Rathaus-CSU fordert familienfreundliche Ausgestaltung der Abwendungserklärung

Kristina Frank
Kristina Frank

Die Stadtratsvollversammlung hat heute die Neufassung der Abwendungserklärung beschlossen. Die CSU-Fraktion hat sich dafür eingesetzt, diese Erklärung u.a. familienfreundlicher zu gestalten.

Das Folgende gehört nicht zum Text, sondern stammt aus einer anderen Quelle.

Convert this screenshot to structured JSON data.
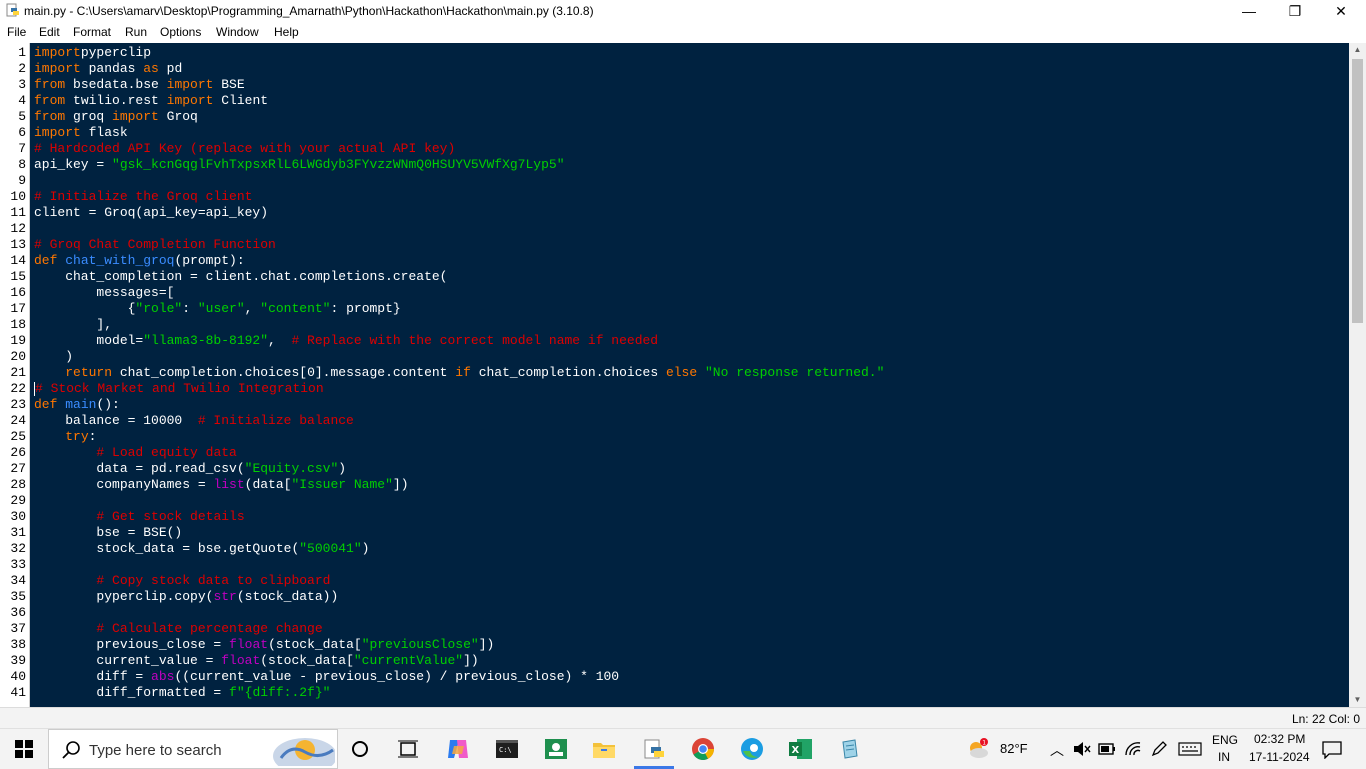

Eine sogenannte Abwendungserklärung kann von Käufern von Immobilien unterschrieben werden, um den Vorkauf durch die Landeshauptstadt München abzuwenden. Die Stadt übt ihr Vorkaufsrecht beispielsweise aus, wenn Verkäufe in Erhaltungssatzungsgebieten getätigt werden und dadurch die Gefahr der Verdrängung des angestammten Mietermilieus besteht. In dieser Abwendungserklärung werden Auflagen zur Vermietung und Modernisierung festgelegt, denen sich der Käufer unterwerfen muss. Das Kommunalreferat schlägt im Zuge der öffentlichen Debatte um den Erhalt von günstigem Wohnraum für München eine deutliche Verschärfung der Abwendungserklärung vor. Die CSU begrüßt den Grundgedanken des Milieuschutzes, hat im Sinne von Familie und Eigentum allerdings Änderungen vorgeschlagen. Diese neugefasste Abwendungserklärung stellt einen Eingriff in das Eigentumsrecht dar und muss deshalb besonders begründet werden.